Buyers of Hunter Biden’s artwork, which will be featured in an exhibition in New York later this year, will remain anonymous, furthering concerns of the potential for Biden family corruption, as the problem of money laundering in the art world remains an issue of concern.
Georges Bergès, a Soho art dealer who reportedly has some ties to China, is working with the 51-year-old Biden and is expected to hold a private viewing for Hunter in Los Angeles, followed by an exhibition in New York this fall. Biden’s art is expected to sell for $75,000 to half a million dollars, according to Artnet, and the sales will remain confidential.
“As with every artist, sales are always confidential to protect the privacy of the collector,” the Townsend Group, an agency representing Bergès, told Fox Business.
“Pricing fine art in his experiences as a Gallerist is based on the demand of the work as well and the intrinsic value of it,” the group continued. “His feeling is that within each piece – as with every artist, sales are always confidential to protect the privacy of the collector, this is standard practice for transactions in galleries as well as auction houses.”
However, some already doubt the assertion that the price points for his work will truly be based on the demand or traditional value.

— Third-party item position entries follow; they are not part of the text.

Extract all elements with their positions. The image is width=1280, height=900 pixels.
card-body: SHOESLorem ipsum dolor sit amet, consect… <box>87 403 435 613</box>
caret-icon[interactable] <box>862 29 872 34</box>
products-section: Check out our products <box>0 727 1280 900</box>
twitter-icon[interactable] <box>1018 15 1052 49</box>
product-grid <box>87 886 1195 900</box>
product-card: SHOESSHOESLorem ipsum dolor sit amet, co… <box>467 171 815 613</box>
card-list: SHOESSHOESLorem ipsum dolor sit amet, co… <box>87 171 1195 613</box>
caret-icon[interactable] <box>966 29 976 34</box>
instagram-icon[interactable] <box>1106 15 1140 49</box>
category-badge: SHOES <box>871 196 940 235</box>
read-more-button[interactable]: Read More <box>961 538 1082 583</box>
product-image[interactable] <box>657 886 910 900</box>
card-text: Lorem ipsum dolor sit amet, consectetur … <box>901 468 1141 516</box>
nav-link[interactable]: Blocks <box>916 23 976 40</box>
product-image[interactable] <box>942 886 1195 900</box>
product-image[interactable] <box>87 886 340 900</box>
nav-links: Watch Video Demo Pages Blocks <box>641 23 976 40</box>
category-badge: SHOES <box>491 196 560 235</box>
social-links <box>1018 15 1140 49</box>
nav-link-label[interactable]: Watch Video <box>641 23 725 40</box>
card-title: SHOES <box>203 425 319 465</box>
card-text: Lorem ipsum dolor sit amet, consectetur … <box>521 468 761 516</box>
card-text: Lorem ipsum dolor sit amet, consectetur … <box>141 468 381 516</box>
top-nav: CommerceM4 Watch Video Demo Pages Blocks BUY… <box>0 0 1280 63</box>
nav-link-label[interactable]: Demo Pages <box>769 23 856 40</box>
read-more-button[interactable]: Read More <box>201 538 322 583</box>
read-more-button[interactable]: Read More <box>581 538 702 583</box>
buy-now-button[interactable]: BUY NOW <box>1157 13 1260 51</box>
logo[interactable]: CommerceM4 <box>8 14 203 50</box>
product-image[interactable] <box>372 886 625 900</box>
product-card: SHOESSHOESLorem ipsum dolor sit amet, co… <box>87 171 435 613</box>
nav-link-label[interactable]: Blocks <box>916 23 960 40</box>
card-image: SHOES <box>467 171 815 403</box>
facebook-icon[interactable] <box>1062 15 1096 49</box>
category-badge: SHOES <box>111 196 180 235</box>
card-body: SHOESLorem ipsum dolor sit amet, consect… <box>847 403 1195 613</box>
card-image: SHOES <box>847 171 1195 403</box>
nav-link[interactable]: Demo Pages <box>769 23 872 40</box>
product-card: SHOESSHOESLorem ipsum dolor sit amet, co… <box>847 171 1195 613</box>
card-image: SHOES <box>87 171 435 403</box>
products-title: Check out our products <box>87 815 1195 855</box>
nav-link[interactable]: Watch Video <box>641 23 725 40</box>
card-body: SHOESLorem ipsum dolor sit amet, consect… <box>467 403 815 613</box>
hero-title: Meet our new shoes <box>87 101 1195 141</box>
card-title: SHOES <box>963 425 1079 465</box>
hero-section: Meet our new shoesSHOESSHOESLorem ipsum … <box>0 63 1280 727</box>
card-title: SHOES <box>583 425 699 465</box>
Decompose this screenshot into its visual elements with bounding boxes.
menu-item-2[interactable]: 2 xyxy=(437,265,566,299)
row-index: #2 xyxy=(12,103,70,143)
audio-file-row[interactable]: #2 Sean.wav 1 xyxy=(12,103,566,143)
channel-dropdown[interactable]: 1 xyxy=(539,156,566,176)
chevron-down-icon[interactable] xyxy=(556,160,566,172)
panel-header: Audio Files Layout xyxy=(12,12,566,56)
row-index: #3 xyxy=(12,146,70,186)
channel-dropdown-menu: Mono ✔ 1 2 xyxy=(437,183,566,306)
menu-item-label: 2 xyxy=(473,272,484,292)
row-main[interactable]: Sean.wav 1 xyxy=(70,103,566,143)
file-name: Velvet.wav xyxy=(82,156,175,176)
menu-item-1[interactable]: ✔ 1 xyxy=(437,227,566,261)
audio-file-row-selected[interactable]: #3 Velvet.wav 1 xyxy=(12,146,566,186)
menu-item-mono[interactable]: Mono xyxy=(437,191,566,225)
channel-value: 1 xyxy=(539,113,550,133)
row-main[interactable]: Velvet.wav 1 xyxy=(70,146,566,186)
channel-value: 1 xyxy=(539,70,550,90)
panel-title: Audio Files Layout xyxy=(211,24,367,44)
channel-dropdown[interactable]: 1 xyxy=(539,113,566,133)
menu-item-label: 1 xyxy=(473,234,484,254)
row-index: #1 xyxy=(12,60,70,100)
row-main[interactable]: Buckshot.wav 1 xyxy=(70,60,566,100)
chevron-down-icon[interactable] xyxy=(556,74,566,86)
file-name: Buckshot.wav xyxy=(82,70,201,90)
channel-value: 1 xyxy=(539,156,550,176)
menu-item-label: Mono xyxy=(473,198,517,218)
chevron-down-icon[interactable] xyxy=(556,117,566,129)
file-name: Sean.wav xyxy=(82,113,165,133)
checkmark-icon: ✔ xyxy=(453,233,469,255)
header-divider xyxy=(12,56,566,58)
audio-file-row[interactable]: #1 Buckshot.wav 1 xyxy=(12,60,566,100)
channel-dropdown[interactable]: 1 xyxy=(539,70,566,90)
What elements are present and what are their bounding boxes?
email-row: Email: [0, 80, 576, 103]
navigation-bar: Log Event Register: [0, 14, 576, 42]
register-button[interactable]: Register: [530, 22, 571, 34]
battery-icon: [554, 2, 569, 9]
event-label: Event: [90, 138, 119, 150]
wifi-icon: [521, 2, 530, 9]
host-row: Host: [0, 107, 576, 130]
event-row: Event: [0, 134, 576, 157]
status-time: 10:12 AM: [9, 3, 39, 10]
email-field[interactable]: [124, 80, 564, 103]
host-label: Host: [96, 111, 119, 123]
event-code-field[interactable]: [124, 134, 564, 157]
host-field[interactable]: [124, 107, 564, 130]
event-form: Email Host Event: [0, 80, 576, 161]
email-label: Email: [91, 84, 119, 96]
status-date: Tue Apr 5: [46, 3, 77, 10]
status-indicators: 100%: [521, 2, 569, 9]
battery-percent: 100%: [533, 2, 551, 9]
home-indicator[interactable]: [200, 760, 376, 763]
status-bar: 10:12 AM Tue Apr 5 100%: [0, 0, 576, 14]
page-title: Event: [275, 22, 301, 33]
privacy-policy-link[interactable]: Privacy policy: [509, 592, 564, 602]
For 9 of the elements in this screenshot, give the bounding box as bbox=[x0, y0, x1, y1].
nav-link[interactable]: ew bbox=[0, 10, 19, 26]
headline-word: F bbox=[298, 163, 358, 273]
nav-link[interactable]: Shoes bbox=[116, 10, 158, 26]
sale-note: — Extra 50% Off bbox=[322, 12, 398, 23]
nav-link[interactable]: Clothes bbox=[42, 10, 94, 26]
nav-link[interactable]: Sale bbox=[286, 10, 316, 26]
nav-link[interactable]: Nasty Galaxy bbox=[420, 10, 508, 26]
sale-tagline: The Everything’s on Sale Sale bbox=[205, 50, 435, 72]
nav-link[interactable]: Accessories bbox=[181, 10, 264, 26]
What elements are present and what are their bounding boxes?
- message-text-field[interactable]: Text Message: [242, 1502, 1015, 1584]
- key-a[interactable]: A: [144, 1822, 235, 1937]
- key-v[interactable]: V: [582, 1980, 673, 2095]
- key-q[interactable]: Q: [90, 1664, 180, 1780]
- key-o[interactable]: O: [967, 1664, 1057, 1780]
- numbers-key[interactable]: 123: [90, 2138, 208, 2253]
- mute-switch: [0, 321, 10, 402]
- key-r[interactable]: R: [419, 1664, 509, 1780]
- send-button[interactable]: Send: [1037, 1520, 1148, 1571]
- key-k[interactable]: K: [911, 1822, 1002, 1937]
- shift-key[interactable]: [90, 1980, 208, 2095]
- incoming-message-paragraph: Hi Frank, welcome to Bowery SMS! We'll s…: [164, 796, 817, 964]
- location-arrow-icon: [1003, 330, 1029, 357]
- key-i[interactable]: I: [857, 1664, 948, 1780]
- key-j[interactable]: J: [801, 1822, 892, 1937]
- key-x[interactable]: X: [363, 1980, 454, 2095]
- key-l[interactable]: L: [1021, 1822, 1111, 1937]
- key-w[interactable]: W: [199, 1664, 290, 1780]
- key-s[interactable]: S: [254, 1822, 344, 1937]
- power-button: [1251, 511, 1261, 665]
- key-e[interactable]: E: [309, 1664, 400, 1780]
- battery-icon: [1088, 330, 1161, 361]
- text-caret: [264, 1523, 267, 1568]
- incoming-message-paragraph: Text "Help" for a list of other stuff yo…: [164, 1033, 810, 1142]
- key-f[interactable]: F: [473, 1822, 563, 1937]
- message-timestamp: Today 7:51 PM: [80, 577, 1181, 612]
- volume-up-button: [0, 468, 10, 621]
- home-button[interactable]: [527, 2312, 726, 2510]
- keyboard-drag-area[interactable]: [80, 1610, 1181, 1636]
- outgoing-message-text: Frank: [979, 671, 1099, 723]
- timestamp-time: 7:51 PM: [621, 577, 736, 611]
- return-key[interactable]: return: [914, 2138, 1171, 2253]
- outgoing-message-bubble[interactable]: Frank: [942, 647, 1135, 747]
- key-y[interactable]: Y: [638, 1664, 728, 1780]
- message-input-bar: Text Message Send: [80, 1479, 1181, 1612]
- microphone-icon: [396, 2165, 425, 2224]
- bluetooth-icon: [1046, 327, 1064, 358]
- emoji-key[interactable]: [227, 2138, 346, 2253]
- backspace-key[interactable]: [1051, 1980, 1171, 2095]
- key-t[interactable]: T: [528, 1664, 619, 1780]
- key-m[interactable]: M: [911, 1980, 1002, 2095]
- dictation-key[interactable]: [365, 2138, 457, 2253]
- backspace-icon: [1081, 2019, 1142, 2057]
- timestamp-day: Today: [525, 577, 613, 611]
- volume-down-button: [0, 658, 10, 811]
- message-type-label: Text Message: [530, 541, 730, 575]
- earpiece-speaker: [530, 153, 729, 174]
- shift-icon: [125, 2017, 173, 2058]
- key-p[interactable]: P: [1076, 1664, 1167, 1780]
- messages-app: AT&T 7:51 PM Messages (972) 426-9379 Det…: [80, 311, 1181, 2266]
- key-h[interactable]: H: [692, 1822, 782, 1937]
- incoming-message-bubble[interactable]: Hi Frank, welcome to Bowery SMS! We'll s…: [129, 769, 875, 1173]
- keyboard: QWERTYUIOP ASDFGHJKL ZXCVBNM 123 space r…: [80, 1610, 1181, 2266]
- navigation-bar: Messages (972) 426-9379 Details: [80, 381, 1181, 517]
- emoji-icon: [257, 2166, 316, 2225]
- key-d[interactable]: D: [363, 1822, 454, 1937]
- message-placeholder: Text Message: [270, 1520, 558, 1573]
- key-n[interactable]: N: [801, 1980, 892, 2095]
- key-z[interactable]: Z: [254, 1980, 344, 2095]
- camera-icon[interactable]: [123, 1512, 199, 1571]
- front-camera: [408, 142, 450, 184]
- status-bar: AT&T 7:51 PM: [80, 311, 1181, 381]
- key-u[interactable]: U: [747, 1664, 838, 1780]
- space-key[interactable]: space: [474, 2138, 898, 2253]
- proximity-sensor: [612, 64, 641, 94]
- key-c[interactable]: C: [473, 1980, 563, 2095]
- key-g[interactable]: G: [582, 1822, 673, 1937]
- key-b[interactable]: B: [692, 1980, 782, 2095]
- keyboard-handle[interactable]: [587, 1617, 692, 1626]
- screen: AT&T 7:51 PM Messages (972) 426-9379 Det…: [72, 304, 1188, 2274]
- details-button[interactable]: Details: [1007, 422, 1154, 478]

Alex Acevedo, owner of the Alexander Gallery in Midtown Manhattan, told the New York Post that anybody who buys Hunter’s art “would be guaranteed instant profit” and admitted Hunter’s art will sell significantly over its actual value due to the weight of his family name alone.
“He’s the president’s son. Everybody would want a piece of that. The provenance is impeccable,” he said, suggesting the Biden family name will stand as a major factor, prompting further concerns for the potential of corruption.
Members of what Breitbart News senior contributor and Profiles in Corruption author Peter Schweizer identified as the “Biden Five” have been accused of trading on the Biden family name.
Hunter, specifically, has remained in the spotlight after years of endeavors in the world of international finance where he has been criticized for engaging in business ventures with countries at a time when his then-vice president father was negotiating U.S. foreign policy with those countries. His work on the board of the Ukrainian oligarch-owned energy company Burisma remains one of the primary examples of alleged corruption, as Breitbart News reported:
One of the most well-known examples of this centers around Hunter’s involvement on the board of Burisma, a Ukrainian oligarch-owned oil and gas company, which paid him tens of thousands of dollars per month despite his lack of experience in the energy sector or Ukraine in general. At the time, Hunter’s then-vice president father was the point-person negotiating U.S. policy with Ukraine. After leaving office, Joe Biden later bragged about how he threatened to withhold U.S. assistance to Ukraine unless Ukrainian officials fired a prosecutor who had launched a corruption investigation into the company that had hired Hunter.
Hunter also came under criticism for his lucrative business dealings with state-owned entities in China, as Breitbart News senior contributor and Secret Empires author Peter Schweizer has reported in detail.
“In China, [Hunter] travels with his father in December [2013] aboard Air Force Two. While his father is meeting with Chinese officials, Hunter Biden is doing we don’t know what. But the evidence becomes clear because ten days after they return to Washington, his small boutique investment firm, Rosemont Seneca, gets a $1 billion deal,” the Government Accountability Institute (GAI) president explained during a 2019 appearance with Sean Hannity.
“Hunter Biden was repeatedly hired and given deals by foreign entities that he was clearly not qualified for in the hopes of getting favors from his father,” Schweizer told Breitbart News, expressing the belief that Hunter’s venture into the art world could serve as another suspected pay-for-play scheme for the Biden family. “It is not a stretch to believe that foreign entities will pay for or commission his works of art at inflated prices to do the same.”